Christopher Brewster ("Brewster") is a Lieutenant in the United States Marine Corps Reserve. He was called up to active duty on three occasions between 2008 and 2011. During this time, Brewster failed to make the full payments owed on the mortgage on his home in California. Brewster had originally taken out the mortgage in 2007 with Sun Trust Mortgage, Inc. ("Sun Trust").
Pursuant to California law, Sun Trust began nonjudicial foreclosure proceedings in 2009 by filing a Notice of Default, which was accompanied by various fees. Sun Trust rescinded the Notice of Default in August 2010, but did not remove the fees. In November 2010, Sun Trust transferred the servicing rights on the mortgage to Nationstar Mortgage, LLC ("Nationstar"). Nationstar attempted to recover the fees during roughly five months of Brewster's active-duty service.
Brewster filed an SCRA action against Nationstar alleging that the SCRA was violated by Nationstar maintaining the foreclosure fees in Brewster's account. The district court granted Nationstar's motion to dismiss. Brewster appealed.
The Ninth Circuit reversed the district court's decision, holding that the scope of "foreclosure" under the SCRA includes the imposition of Notice of Default fees. To reach this decision, the Ninth Circuit analyzed the text of the SCRA, California's nonjudicial foreclosure process, and the Supreme Court's policy of broadly construing the SCRA.

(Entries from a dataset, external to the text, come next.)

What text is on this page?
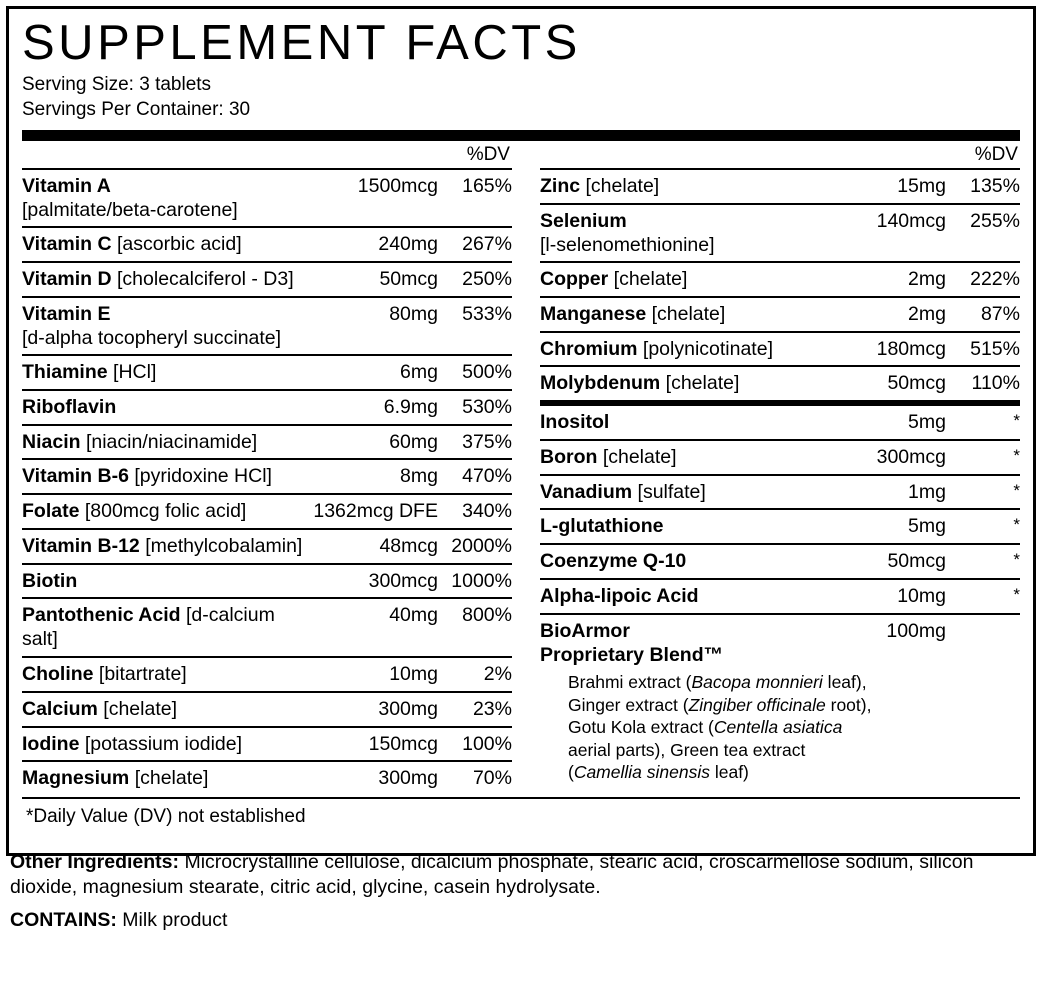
SUPPLEMENT FACTS
Serving Size: 3 tablets
Servings Per Container: 30
%DV
Vitamin A
[palmitate/beta-carotene]	1500mcg	165%
Vitamin C [ascorbic acid]	240mg	267%
Vitamin D [cholecalciferol - D3]	50mcg	250%
Vitamin E
[d-alpha tocopheryl succinate]	80mg	533%
Thiamine [HCl]	6mg	500%
Riboflavin	6.9mg	530%
Niacin [niacin/niacinamide]	60mg	375%
Vitamin B-6 [pyridoxine HCl]	8mg	470%
Folate [800mcg folic acid]	1362mcg DFE	340%
Vitamin B-12 [methylcobalamin]	48mcg	2000%
Biotin	300mcg	1000%
Pantothenic Acid [d-calcium salt]	40mg	800%
Choline [bitartrate]	10mg	2%
Calcium [chelate]	300mg	23%
Iodine [potassium iodide]	150mcg	100%
Magnesium [chelate]	300mg	70%
%DV
Zinc [chelate]	15mg	135%
Selenium
[l-selenomethionine]	140mcg	255%
Copper [chelate]	2mg	222%
Manganese [chelate]	2mg	87%
Chromium [polynicotinate]	180mcg	515%
Molybdenum [chelate]	50mcg	110%
Inositol	5mg	*
Boron [chelate]	300mcg	*
Vanadium [sulfate]	1mg	*
L-glutathione	5mg	*
Coenzyme Q-10	50mcg	*
Alpha-lipoic Acid	10mg	*
BioArmor
Proprietary Blend™
Brahmi extract (Bacopa monnieri leaf), Ginger extract (Zingiber officinale root), Gotu Kola extract (Centella asiatica aerial parts), Green tea extract (Camellia sinensis leaf)	100mg	
*Daily Value (DV) not established
Other Ingredients: Microcrystalline cellulose, dicalcium phosphate, stearic acid, croscarmellose sodium, silicon dioxide, magnesium stearate, citric acid, glycine, casein hydrolysate.
CONTAINS: Milk product
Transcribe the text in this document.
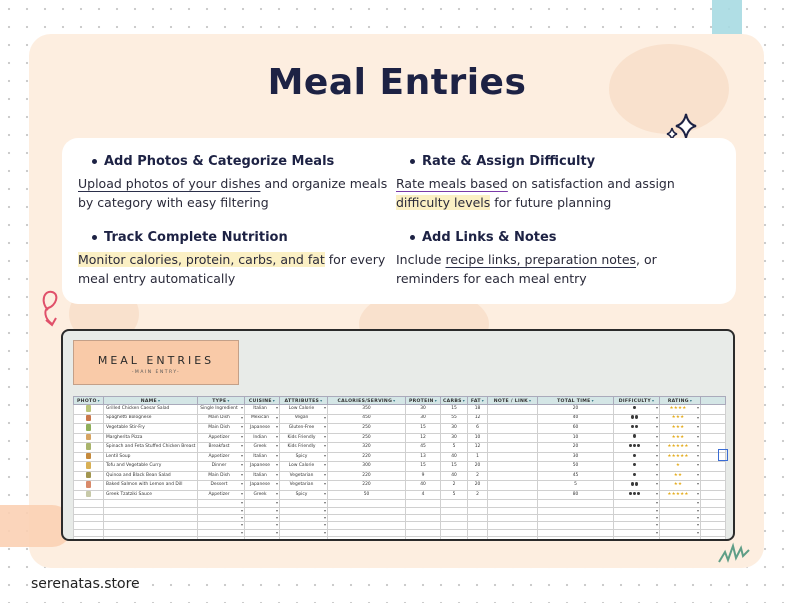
Meal Entries
Add Photos & Categorize Meals
Upload photos of your dishes and organize meals by category with easy filtering
Rate & Assign Difficulty
Rate meals based on satisfaction and assign difficulty levels for future planning
Track Complete Nutrition
Monitor calories, protein, carbs, and fat for every meal entry automatically
Add Links & Notes
Include recipe links, preparation notes, or reminders for each meal entry
MEAL ENTRIES
-MAIN ENTRY-
PHOTO▾	NAME▾	TYPE▾	CUISINE▾	ATTRIBUTES▾	CALORIES/SERVING▾	PROTEIN▾	CARBS▾	FAT▾	NOTE / LINK▾	TOTAL TIME▾	DIFFICULTY▾	RATING▾	
	Grilled Chicken Caesar Salad	Single Ingredient ▾	Italian ▾	Low Calorie ▾	350	30	15	18		20	▾	★★★★ ▾	
	Spaghetti Bolognese	Main Dish ▾	Mexican ▾	Vegan ▾	450	30	55	12		40	▾	★★★ ▾	
	Vegetable Stir-Fry	Main Dish ▾	Japanese ▾	Gluten-Free ▾	250	15	30	6		60	▾	★★★ ▾	
	Margherita Pizza	Appetizer ▾	Indian ▾	Kids Friendly ▾	250	12	30	10		10	▾	★★★ ▾	
	Spinach and Feta Stuffed Chicken Breast	Breakfast ▾	Greek ▾	Kids Friendly ▾	320	45	5	12		20	▾	★★★★★ ▾	
	Lentil Soup	Appetizer ▾	Italian ▾	Spicy ▾	220	13	40	1		30	▾	★★★★★ ▾	
	Tofu and Vegetable Curry	Dinner ▾	Japanese ▾	Low Calorie ▾	300	15	15	20		50	▾	★ ▾	
	Quinoa and Black Bean Salad	Main Dish ▾	Italian ▾	Vegetarian ▾	220	9	40	2		45	▾	★★ ▾	
	Baked Salmon with Lemon and Dill	Dessert ▾	Japanese ▾	Vegetarian ▾	220	40	2	20		5	▾	★★ ▾	
	Greek Tzatziki Sauce	Appetizer ▾	Greek ▾	Spicy ▾	50	4	5	2		80	▾	★★★★★ ▾	
		▾	▾	▾							▾	▾	
		▾	▾	▾							▾	▾	
		▾	▾	▾							▾	▾	
		▾	▾	▾							▾	▾	
		▾	▾	▾							▾	▾	
		▾	▾	▾							▾	▾	

serenatas.store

The court relied on two textual arguments to show that "foreclosure" under the SCRA should be broadly interpreted to include foreclosure-related fees. First, the SCRA refers to the foreclosure "proceedings." This suggests a process rather than a single act. Second, the SCRA bars a "sale, foreclosure, or seizure of property," which suggests that "foreclosure" means more than just a sale or seizure.
The Ninth Circuit concluded: "Because the state-law statutory definition of foreclosure contemplates the inclusion of specified fees as part of the foreclosure proceeding, and because the United States Supreme Court has unambiguously required courts to give a broad construction to the statutory language of the SCRA to effectuate the Congressional purpose of granting active-duty members of the armed forces repose from some of the trials and tribulations of civilian life, we hold that the attempted collection fees related to a Notice of Default on a California property constitutes a violation of [the SCRA]."
What This Means To You
In this opinion, the Ninth Circuit clarified that fees associated with the foreclosure process may not be imposed on servicemembers protected by the SCRA. Loan servicers considering instituting foreclosure proceedings on houses owned by servicemembers should consult an attorney to ensure compliance with federal law.